July 16th in (Feminist) History

800px-mary_garrity_-_ida_b-_wells-barnett_-_google_art_project_-_restoration_cropOn this day in 1862 was the birth of Ida B. Wells, an African-American suffragist, feminist, journalist, and newspaper editor, who was known for being a leader in the early Civil Rights Movement, as well as a co-founder of the NAACP. One of eight children, she was born into slavery in Mississippi, just a few months before the Emancipation Proclamation. Following the Civil War, her father became involved in politics and campaigning for local black candidates. Ida later attended the same school as he did, Shaw University, only she was expelled for “rebellious behavior” after a confrontation with the college president.
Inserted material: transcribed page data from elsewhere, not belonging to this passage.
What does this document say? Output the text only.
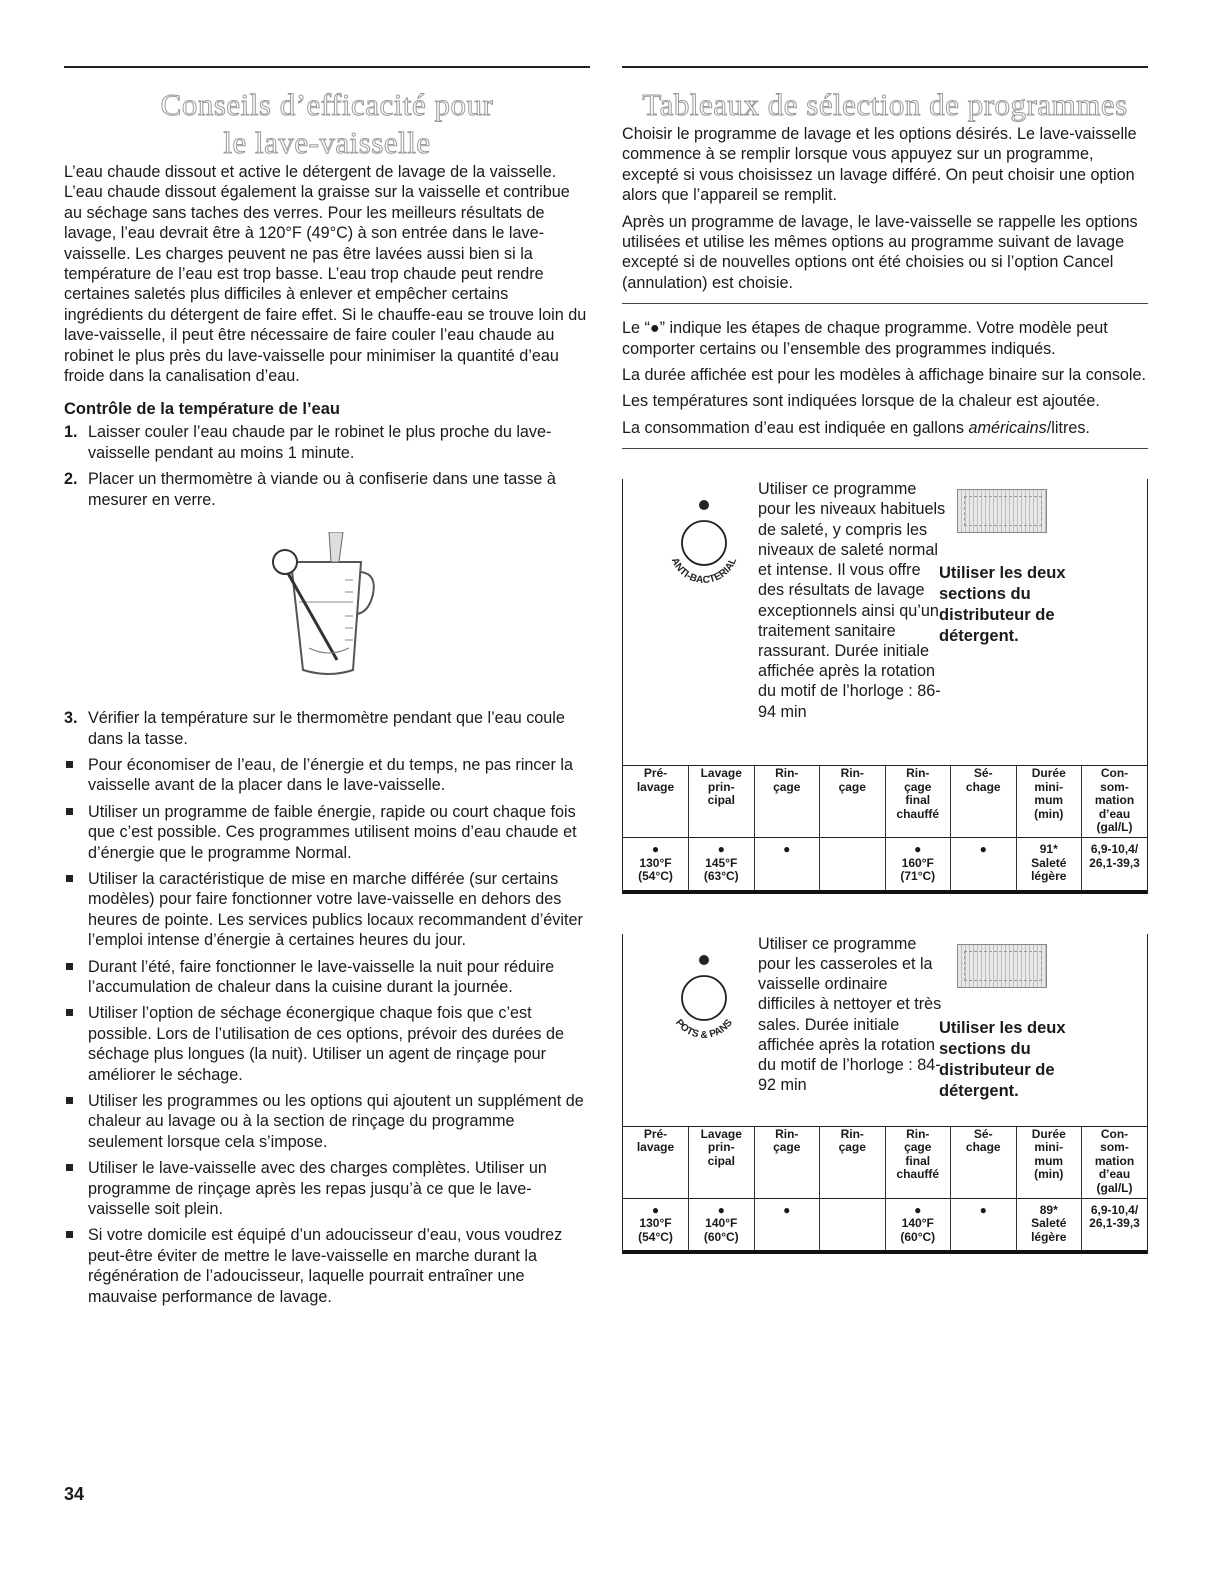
Conseils d’efficacité pour
le lave-vaisselle

L’eau chaude dissout et active le détergent de lavage de la vaisselle. L’eau chaude dissout également la graisse sur la vaisselle et contribue au séchage sans taches des verres. Pour les meilleurs résultats de lavage, l’eau devrait être à 120°F (49°C) à son entrée dans le lave-vaisselle. Les charges peuvent ne pas être lavées aussi bien si la température de l’eau est trop basse. L’eau trop chaude peut rendre certaines saletés plus difficiles à enlever et empêcher certains ingrédients du détergent de faire effet. Si le chauffe-eau se trouve loin du lave-vaisselle, il peut être nécessaire de faire couler l’eau chaude au robinet le plus près du lave-vaisselle pour minimiser la quantité d’eau froide dans la canalisation d’eau.

Contrôle de la température de l’eau
1. Laisser couler l’eau chaude par le robinet le plus proche du lave-vaisselle pendant au moins 1 minute.
2. Placer un thermomètre à viande ou à confiserie dans une tasse à mesurer en verre.
3. Vérifier la température sur le thermomètre pendant que l’eau coule dans la tasse.
Pour économiser de l’eau, de l’énergie et du temps, ne pas rincer la vaisselle avant de la placer dans le lave-vaisselle.
Utiliser un programme de faible énergie, rapide ou court chaque fois que c’est possible. Ces programmes utilisent moins d’eau chaude et d’énergie que le programme Normal.
Utiliser la caractéristique de mise en marche différée (sur certains modèles) pour faire fonctionner votre lave-vaisselle en dehors des heures de pointe. Les services publics locaux recommandent d’éviter l’emploi intense d’énergie à certaines heures du jour.
Durant l’été, faire fonctionner le lave-vaisselle la nuit pour réduire l’accumulation de chaleur dans la cuisine durant la journée.
Utiliser l’option de séchage éconergique chaque fois que c’est possible. Lors de l’utilisation de ces options, prévoir des durées de séchage plus longues (la nuit). Utiliser un agent de rinçage pour améliorer le séchage.
Utiliser les programmes ou les options qui ajoutent un supplément de chaleur au lavage ou à la section de rinçage du programme seulement lorsque cela s’impose.
Utiliser le lave-vaisselle avec des charges complètes. Utiliser un programme de rinçage après les repas jusqu’à ce que le lave-vaisselle soit plein.
Si votre domicile est équipé d’un adoucisseur d’eau, vous voudrez peut-être éviter de mettre le lave-vaisselle en marche durant la régénération de l’adoucisseur, laquelle pourrait entraîner une mauvaise performance de lavage.
Tableaux de sélection de programmes

Choisir le programme de lavage et les options désirés. Le lave-vaisselle commence à se remplir lorsque vous appuyez sur un programme, excepté si vous choisissez un lavage différé. On peut choisir une option alors que l’appareil se remplit.

Après un programme de lavage, le lave-vaisselle se rappelle les options utilisées et utilise les mêmes options au programme suivant de lavage excepté si de nouvelles options ont été choisies ou si l’option Cancel (annulation) est choisie.

Le “●” indique les étapes de chaque programme. Votre modèle peut comporter certains ou l’ensemble des programmes indiqués.

La durée affichée est pour les modèles à affichage binaire sur la console.

Les températures sont indiquées lorsque de la chaleur est ajoutée.

La consommation d’eau est indiquée en gallons américains/litres.

ANTI-BACTERIAL
Utiliser ce programme pour les niveaux habituels de saleté, y compris les niveaux de saleté normal et intense. Il vous offre des résultats de lavage exceptionnels ainsi qu’un traitement sanitaire rassurant. Durée initiale affichée après la rotation du motif de l’horloge : 86-94 min
Utiliser les deux sections du distributeur de détergent.
Pré-
lavage	Lavage
prin-
cipal	Rin-
çage	Rin-
çage	Rin-
çage
final
chauffé	Sé-
chage	Durée
mini-
mum
(min)	Con-
som-
mation
d’eau
(gal/L)
●
130°F
(54°C)	●
145°F
(63°C)	●		●
160°F
(71°C)	●	91*
Saleté
légère	6,9-10,4/
26,1-39,3
POTS & PANS
Utiliser ce programme pour les casseroles et la vaisselle ordinaire difficiles à nettoyer et très sales. Durée initiale affichée après la rotation du motif de l’horloge : 84-92 min
Utiliser les deux sections du distributeur de détergent.
Pré-
lavage	Lavage
prin-
cipal	Rin-
çage	Rin-
çage	Rin-
çage
final
chauffé	Sé-
chage	Durée
mini-
mum
(min)	Con-
som-
mation
d’eau
(gal/L)
●
130°F
(54°C)	●
140°F
(60°C)	●		●
140°F
(60°C)	●	89*
Saleté
légère	6,9-10,4/
26,1-39,3
34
She had gone to visit her grandmother when, at just 16 years old,  she received the news that the yellow fever had struck and killed both her parents and her baby brother. When their relatives tried to split them up, however, Ida protested. She got work as a teacher at a black elementary school so she could keep them together; she did her best despite the fact that she was paid only $30 a month, while white teachers were paid $80 a month. It was this experience with discrimination that fueled an already present interest in racism and politics. She continued working, and educated herself by taking classes in her spare time at Fisk University.

In 1884, she gained publicity when she refused to give up her seat in the train’s first-class ladies car. She eventually sued the railroad and won, even after her lawyer was paid off by the railroad company and she had to hire a second one. She won $500, but the train company eventually appealed to the Tennessee Supreme Court, who reversed the original court ruling. They actually stated that her only reason for filing the original case was to “harass” the train company and that she should have just tried to find a comfortable seat for the short ride, rather than arguing. She was made to pay the court costs after losing, and responded to the ruling by saying: “I felt so disappointed because I had hoped such great things from my suit for my people…O God, is there no…justice in this land for us?”

Ida continued teaching, but began to write for the Evening Star in D.C., as well as the weekly newspaper The Living Way. She also edited and co-owned Free Speech and Headlight, which was an anti-segregation newspaper that published pieces on racism and injustice. Ida was known for writing the truth about the struggles faced by black people, including incidents involving lunch mobs in Memphis where her writing contributed to 6,000 black citizens fleeing the city to move away. It was following this initial writing that she began to research and document lynchings and delved into investigative journalism, speaking of the issues at black women’s clubs to earn more money to investigate them.

Ida would go on to publish numerous articles and pamphlets about the subject of lynching, and display the way it was not actually a result of criminal acts by black people but rather an attempt to punish and control them by white people. She also supported the suffrage movement, and eventually co-founded the NAACP; though her name was originally left off the list of founders, according to Ida, this was due to W. E. B. Du Bois excluding her purposefully, as they were occasional “rivals” in journalism. She also eventually founded the National Association of Colored Women’s Clubs, and the National Afro-American Council.

Ida married her attorney in 1895; according to her diaries she chose her relationships (and thus her husband) based on how they got along mentally rather than involving anything to do with romance or physical relationships, though they did eventually have four children. She was one of the first American women to keep her own name and take her husband’s. She died in 1931 at the age of 68, of kidney failure. She never finished the autobiography she had been writing at the time.